Hedge funds, investment bankers and other institutional investors are desperate to find the next GameStop — before it’s too late.
That’s why Thinknum Alternative Data quickly built and launched a tool that provides its hedge fund and investment bank clients a ranking of the most-mentioned stocks on WallStreetBets as well as the Stocks subreddit.
“The inbound inquiries from people asking about the dataset has been insane. I’ve never seen anything like it,” Justin Zhen, Thinknum’s co-founder and president, told CNN Business.
Thinknum’s new offering shows how quickly Wall Street is adapting to this new phenomenon — ensuring it maintains control, even as traders on Reddit believe they’ve gained the upper hand on the establishment.
Some hedge funds that bet against GameStop (GME), AMC (AMC) and other stocks have been crushed by the Reddit-fueled rally. Those gains caused a massive short squeeze, where a stock climbed sharply, forcing those who bet against it to buy the stock back to avoid even greater losses.
“Everyone is saying, ‘I need to track Reddit.’ It’s become one of the most important drivers of market movement,” Zhen said.
Thinknum is hardly the only Wall Street firm that has developed new ways to keep an eye on what retail investors and the WallStreetBets crowd are up to.
For instance, Nomura and Wolfe Research recently launched the Wolfe Retail Red Alert basket. According to Nomura, the tool analyzes Fidelity, Reddit and other sources of retail trading flows to monitor mentions and trading activity and measure that information against statistics on how heavily shorted stocks are.
‘Bad things can happen’
Founded in 2014, Thinknum lets users comb through 30 different datasets to make investment decisions, everything from vehicle inventory posted by CarMax (KMX) and job postings to government contracts.
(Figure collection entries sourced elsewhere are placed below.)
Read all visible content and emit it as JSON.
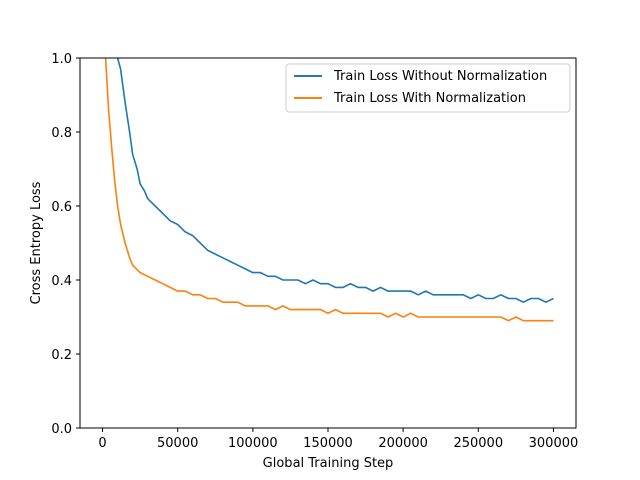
{
  "chart_data": {
    "type": "line",
    "title": "",
    "xlabel": "Global Training Step",
    "ylabel": "Cross Entropy Loss",
    "xlim": [
      -15000,
      315000
    ],
    "ylim": [
      0.0,
      1.0
    ],
    "xticks": [
      0,
      50000,
      100000,
      150000,
      200000,
      250000,
      300000
    ],
    "xtick_labels": [
      "0",
      "50000",
      "100000",
      "150000",
      "200000",
      "250000",
      "300000"
    ],
    "yticks": [
      0.0,
      0.2,
      0.4,
      0.6,
      0.8,
      1.0
    ],
    "ytick_labels": [
      "0.0",
      "0.2",
      "0.4",
      "0.6",
      "0.8",
      "1.0"
    ],
    "grid": false,
    "legend_position": "upper-right",
    "series": [
      {
        "name": "Train Loss Without Normalization",
        "color": "#1f77b4",
        "x": [
          10000,
          12000,
          15000,
          18000,
          20000,
          23000,
          25000,
          28000,
          30000,
          35000,
          40000,
          45000,
          50000,
          55000,
          60000,
          65000,
          70000,
          75000,
          80000,
          85000,
          90000,
          95000,
          100000,
          105000,
          110000,
          115000,
          120000,
          125000,
          130000,
          135000,
          140000,
          145000,
          150000,
          155000,
          160000,
          165000,
          170000,
          175000,
          180000,
          185000,
          190000,
          195000,
          200000,
          205000,
          210000,
          215000,
          220000,
          225000,
          230000,
          235000,
          240000,
          245000,
          250000,
          255000,
          260000,
          265000,
          270000,
          275000,
          280000,
          285000,
          290000,
          295000,
          300000
        ],
        "y": [
          1.0,
          0.97,
          0.88,
          0.8,
          0.74,
          0.7,
          0.66,
          0.64,
          0.62,
          0.6,
          0.58,
          0.56,
          0.55,
          0.53,
          0.52,
          0.5,
          0.48,
          0.47,
          0.46,
          0.45,
          0.44,
          0.43,
          0.42,
          0.42,
          0.41,
          0.41,
          0.4,
          0.4,
          0.4,
          0.39,
          0.4,
          0.39,
          0.39,
          0.38,
          0.38,
          0.39,
          0.38,
          0.38,
          0.37,
          0.38,
          0.37,
          0.37,
          0.37,
          0.37,
          0.36,
          0.37,
          0.36,
          0.36,
          0.36,
          0.36,
          0.36,
          0.35,
          0.36,
          0.35,
          0.35,
          0.36,
          0.35,
          0.35,
          0.34,
          0.35,
          0.35,
          0.34,
          0.35
        ]
      },
      {
        "name": "Train Loss With Normalization",
        "color": "#ff7f0e",
        "x": [
          2000,
          4000,
          6000,
          8000,
          10000,
          12000,
          15000,
          18000,
          20000,
          25000,
          30000,
          35000,
          40000,
          45000,
          50000,
          55000,
          60000,
          65000,
          70000,
          75000,
          80000,
          85000,
          90000,
          95000,
          100000,
          105000,
          110000,
          115000,
          120000,
          125000,
          130000,
          135000,
          140000,
          145000,
          150000,
          155000,
          160000,
          165000,
          170000,
          175000,
          180000,
          185000,
          190000,
          195000,
          200000,
          205000,
          210000,
          215000,
          220000,
          225000,
          230000,
          235000,
          240000,
          245000,
          250000,
          255000,
          260000,
          265000,
          270000,
          275000,
          280000,
          285000,
          290000,
          295000,
          300000
        ],
        "y": [
          1.0,
          0.86,
          0.76,
          0.67,
          0.6,
          0.55,
          0.5,
          0.46,
          0.44,
          0.42,
          0.41,
          0.4,
          0.39,
          0.38,
          0.37,
          0.37,
          0.36,
          0.36,
          0.35,
          0.35,
          0.34,
          0.34,
          0.34,
          0.33,
          0.33,
          0.33,
          0.33,
          0.32,
          0.33,
          0.32,
          0.32,
          0.32,
          0.32,
          0.32,
          0.31,
          0.32,
          0.31,
          0.31,
          0.31,
          0.31,
          0.31,
          0.31,
          0.3,
          0.31,
          0.3,
          0.31,
          0.3,
          0.3,
          0.3,
          0.3,
          0.3,
          0.3,
          0.3,
          0.3,
          0.3,
          0.3,
          0.3,
          0.3,
          0.29,
          0.3,
          0.29,
          0.29,
          0.29,
          0.29,
          0.29
        ]
      }
    ]
  }
}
The platform has more than 130 hedge funds as clients as well as eight of the top 10 biggest banks, according to Zhen. Thinknum’s pricing starts at $16,800 per seat per year and goes up from there based on how much data is consumed. Some clients pay six-figures per year for access to the platform.
The Thinknum president said hedge funds especially need to know if their short bets are being discussed on WallStreetBets, indicating a potential short squeeze in the works.
“If you don’t know, then bad things can happen — as you’ve seen recently,” Zhen said.
GameStop short-seller Melvin Capital lost 53% in January and required a $2.75 billion bailout from larger hedge funds. The carnage spilled over into the broader markets last week, helping to drive the S&P 500 to its worst week since October.
Keeping an eye on Reddit
Of course, one risk with making investment decisions solely based on what is being mentioned on Reddit is that there is no way to confirm that the stocks being touted are actually being bought. Some WallStreetBets users claimed this week that hedge funds co-opted their movement by suggesting they were behind a surge in silver prices.
Rather than ascribing intention, Zhen said the tool is used to merely track how many mentions a stock gets on Reddit.
“You don’t have to know who they are and whether they like the stock or not. The main thing is knowing that people are talking about the stock,” the Thinknum president said.
Zhen added that demand was so strong for this tool that Thinknum created it in just days last week.
“I don’t have to pitch it to clients,” he said. “It pitches itself.”